BY MELANIE BUCK –
County Treasurer Tanya Fretz reported that $132,460.84 was collected in the month of September for the 1% general sales tax, and the same amount collected for the 1% road improvement tax, a decline of $12,000 from this same time last year.
Sales tax revenue for the month of September shows a $6,962.67 decrease from the same time period last year and marks a $12,712.69 decrease for the year to date totals, leaving a 1.1% decrease overall.

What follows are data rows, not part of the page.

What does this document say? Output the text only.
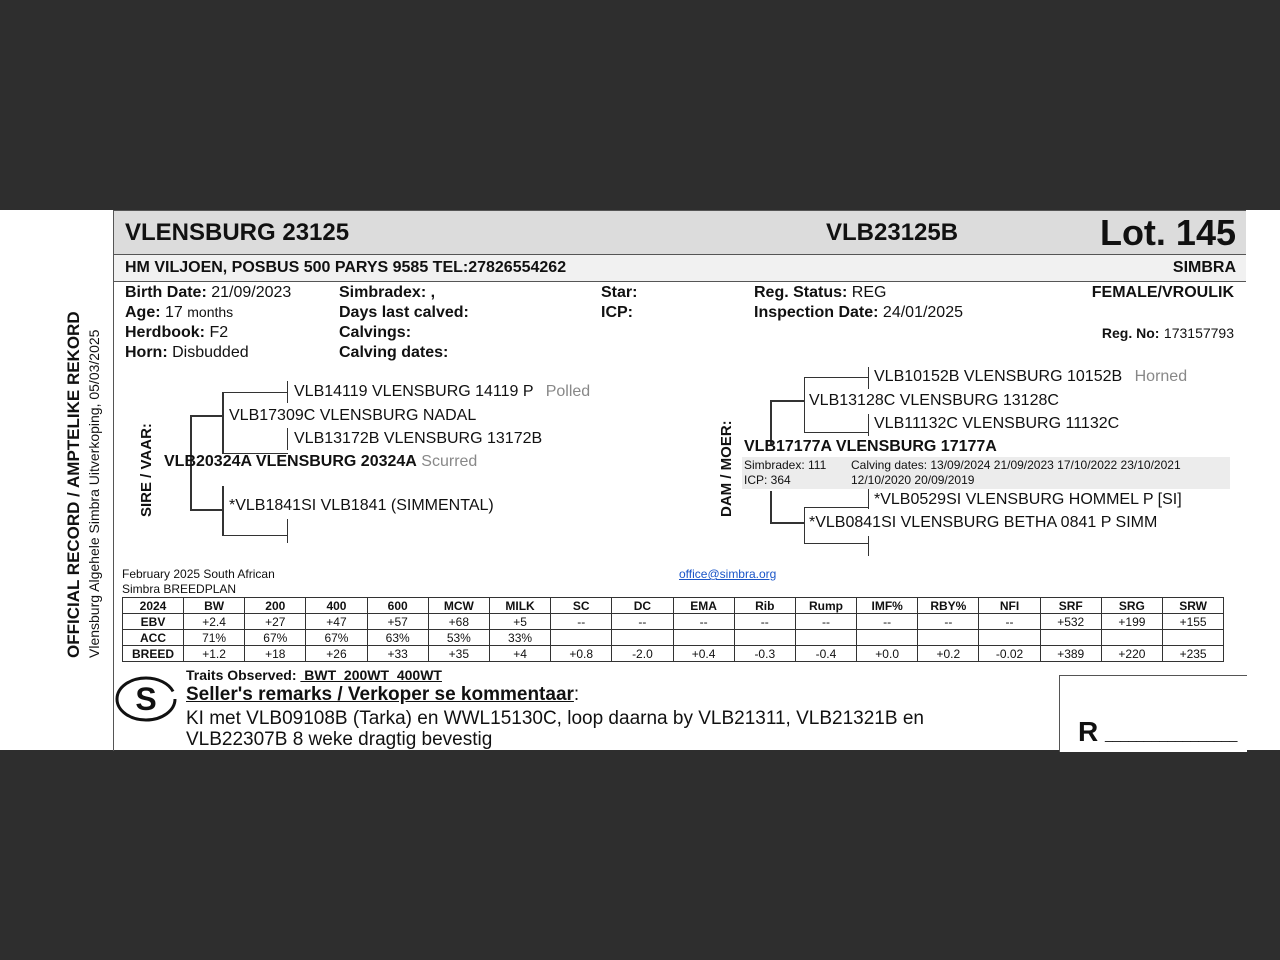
OFFICIAL RECORD / AMPTELIKE REKORD Vlensburg Algehele Simbra Uitverkoping, 05/03/2025
VLENSBURG 23125	VLB23125B	Lot. 145
HM VILJOEN, POSBUS 500 PARYS 9585 TEL:27826554262	SIMBRA
Birth Date: 21/09/2023
Age: 17 months
Herdbook: F2
Horn: Disbudded
Simbradex: ,
Days last calved:
Calvings:
Calving dates:
Star:
ICP:
Reg. Status: REG
Inspection Date: 24/01/2025
FEMALE/VROULIK
Reg. No: 173157793
SIRE / VAAR:
VLB14119 VLENSBURG 14119 P Polled
VLB17309C VLENSBURG NADAL
VLB13172B VLENSBURG 13172B
VLB20324A VLENSBURG 20324A Scurred
*VLB1841SI VLB1841 (SIMMENTAL)	DAM / MOER:
VLB10152B VLENSBURG 10152B Horned
VLB13128C VLENSBURG 13128C
VLB11132C VLENSBURG 11132C
VLB17177A VLENSBURG 17177A
Simbradex: 111
ICP: 364
Calving dates: 13/09/2024 21/09/2023 17/10/2022 23/10/2021
12/10/2020 20/09/2019
*VLB0529SI VLENSBURG HOMMEL P [SI]
*VLB0841SI VLENSBURG BETHA 0841 P SIMM
February 2025 South African
Simbra BREEDPLAN
office@simbra.org
2024	BW	200	400	600	MCW	MILK	SC	DC	EMA	Rib	Rump	IMF%	RBY%	NFI	SRF	SRG	SRW
EBV	+2.4	+27	+47	+57	+68	+5	--	--	--	--	--	--	--	--	+532	+199	+155
ACC	71%	67%	67%	63%	53%	33%											
BREED	+1.2	+18	+26	+33	+35	+4	+0.8	-2.0	+0.4	-0.3	-0.4	+0.0	+0.2	-0.02	+389	+220	+235
Traits Observed:  BWT  200WT  400WT
S Seller's remarks / Verkoper se kommentaar:
KI met VLB09108B (Tarka) en WWL15130C, loop daarna by VLB21311, VLB21321B en
VLB22307B 8 weke dragtig bevestig	R _________________
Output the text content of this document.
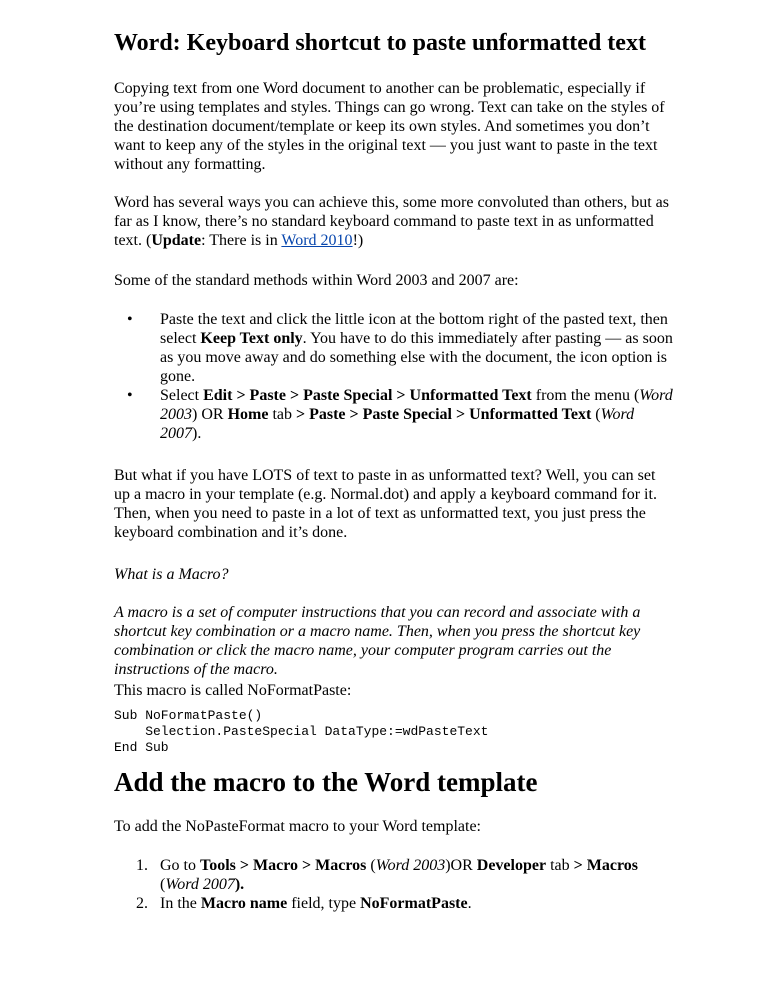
Word: Keyboard shortcut to paste unformatted text

Copying text from one Word document to another can be problematic, especially if you’re using templates and styles. Things can go wrong. Text can take on the styles of the destination document/template or keep its own styles. And sometimes you don’t want to keep any of the styles in the original text — you just want to paste in the text without any formatting.

Word has several ways you can achieve this, some more convoluted than others, but as far as I know, there’s no standard keyboard command to paste text in as unformatted text. (Update: There is in Word 2010!)

Some of the standard methods within Word 2003 and 2007 are:

• Paste the text and click the little icon at the bottom right of the pasted text, then select Keep Text only. You have to do this immediately after pasting — as soon as you move away and do something else with the document, the icon option is gone.
• Select Edit > Paste > Paste Special > Unformatted Text from the menu (Word 2003) OR Home tab > Paste > Paste Special > Unformatted Text (Word 2007).

But what if you have LOTS of text to paste in as unformatted text? Well, you can set up a macro in your template (e.g. Normal.dot) and apply a keyboard command for it. Then, when you need to paste in a lot of text as unformatted text, you just press the keyboard combination and it’s done.

What is a Macro?

A macro is a set of computer instructions that you can record and associate with a shortcut key combination or a macro name. Then, when you press the shortcut key combination or click the macro name, your computer program carries out the instructions of the macro.

This macro is called NoFormatPaste:

Sub NoFormatPaste()
Selection.PasteSpecial DataType:=wdPasteText
End Sub
Add the macro to the Word template

To add the NoPasteFormat macro to your Word template:

1. Go to Tools > Macro > Macros (Word 2003)OR Developer tab > Macros (Word 2007).
2. In the Macro name field, type NoFormatPaste.
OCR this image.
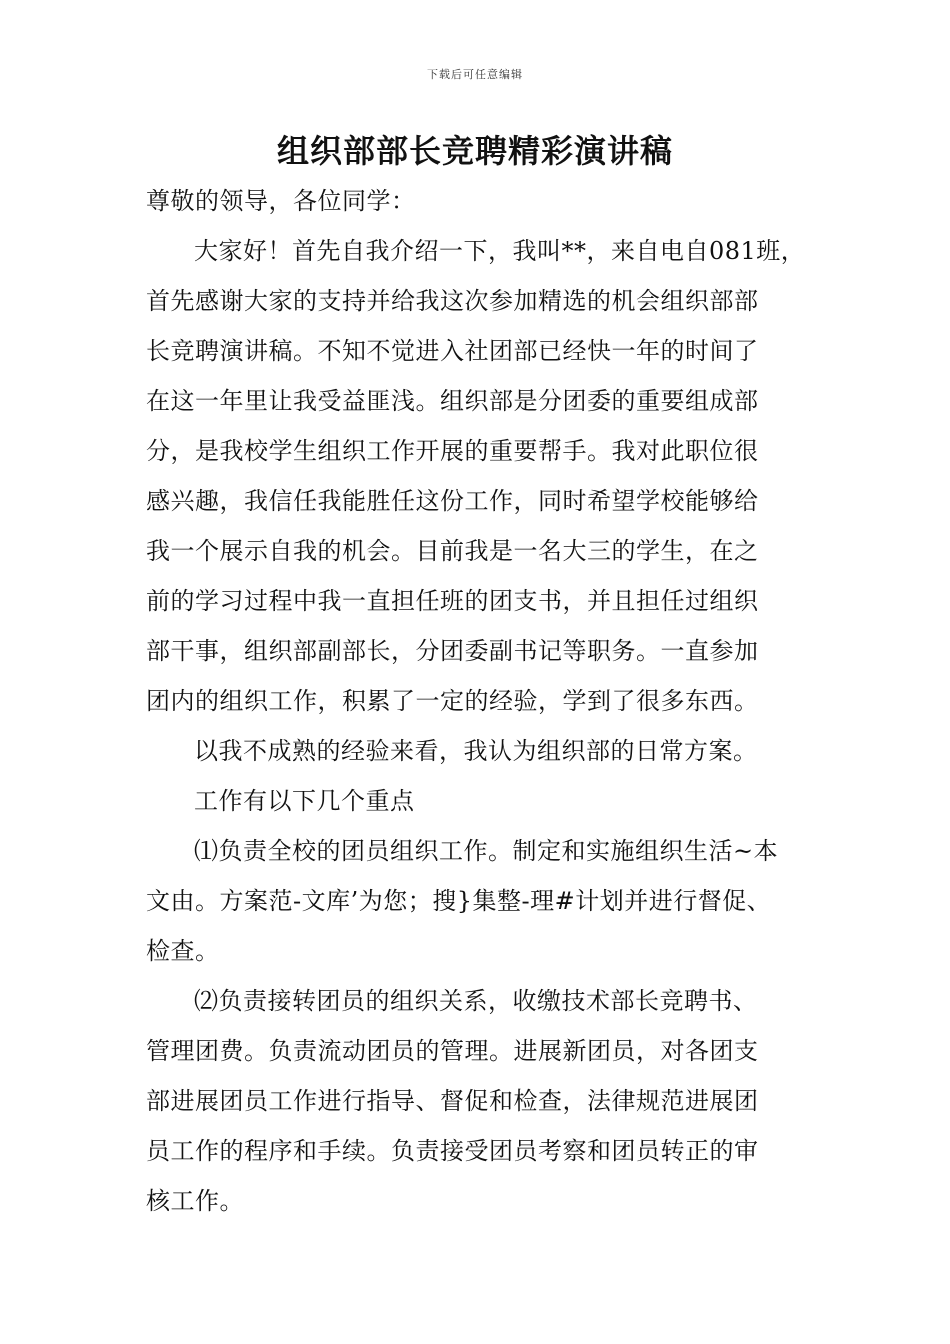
下载后可任意编辑
组织部部长竞聘精彩演讲稿

尊敬的领导，各位同学：

大家好！首先自我介绍一下，我叫**，来自电自081班，
首先感谢大家的支持并给我这次参加精选的机会组织部部
长竞聘演讲稿。不知不觉进入社团部已经快一年的时间了
在这一年里让我受益匪浅。组织部是分团委的重要组成部
分，是我校学生组织工作开展的重要帮手。我对此职位很
感兴趣，我信任我能胜任这份工作，同时希望学校能够给
我一个展示自我的机会。目前我是一名大三的学生，在之
前的学习过程中我一直担任班的团支书，并且担任过组织
部干事，组织部副部长，分团委副书记等职务。一直参加
团内的组织工作，积累了一定的经验，学到了很多东西。

以我不成熟的经验来看，我认为组织部的日常方案。

工作有以下几个重点

⑴负责全校的团员组织工作。制定和实施组织生活~本
文由。方案范-文库’为您；搜}集整-理#计划并进行督促、
检查。

⑵负责接转团员的组织关系，收缴技术部长竞聘书、
管理团费。负责流动团员的管理。进展新团员，对各团支
部进展团员工作进行指导、督促和检查，法律规范进展团
员工作的程序和手续。负责接受团员考察和团员转正的审
核工作。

This is the second month in a row to show such a heavy loss. Last month, sales tax revenue was down more than $3,600. September is the fourth month in 2016 that has showed a moderate to sharp decline from the previous year. May showed a $6,563.34 decrease from the previous May and June showed a $13,933.67 decrease from June 2015.
So far this year, the 1% sales tax general revenue has garnered $1,107,714.34 and the same amount has been collected for the 1% road improvement tax.
Polk County Judge Brandon Ellison admitted that he’s concerned about the stagnancy of the sales tax collections, “It’s unique to each county or city whether sales tax is up or not. I am a little concerned because it seems to be a trend. Sales tax came up overall at the end of last year and I was hopeful that would continue. The county had gone up significantly every year until 2008 and it became pretty much stagnant. There’s not a lot of growth but at least, we aren’t going backwards.”
Ellison acknowledged that business has been challenging, “Everybody knows that the last eight or ten years, wages have not gone up, business has been tough. I’ve seen business cycles but I’ve never seen one last this long. I’ve seen them for two or three years but not usually this long… we’ve been in one of those bad business cycles for the last eight or ten years.”
In 2015 and 2014, there were also months of sharp decline but overall 2014 ended with 6.9% increase over 2013 by end of year and in 2015, a 4.1% increase over 2014 by end of year.
Ellison explained that while sales tax is not growing like he would like and he is concerned, it is not catastrophic and the county is taking the appropriate measures, “At the same time, inflation hasn’t been ridiculous and as long as fuel prices don’t go up, I think we’ll be fine. It’s not catastrophic at this point. We are trying to squirrel back any money we can for our jail. We’ve been working on budgets for 2017 and we’re keeping them the same as we have for the last four or five years. We’re not spending any money on our buildings and so forth… eventually, though, that will catch up with you.”
Ellison speculates that internet sales could be a contributing factor, “We encourage people to spend money at home. Internet sales are not taxed. It has certainly taken off and people buy a lot of stuff online and it’s really unfair to brick and mortar businesses at the local level. They’ve taken the risk and made the investment and they are having to collect state, county, and local taxes while the internet sales don’t. I think it is probably affecting more rural Arkansas counties, also.”
Ellison mentioned the Marketplace Fairness Act and hopes that it will garner more support to fix the issue at the federal level because it would require sales tax on all internet sales.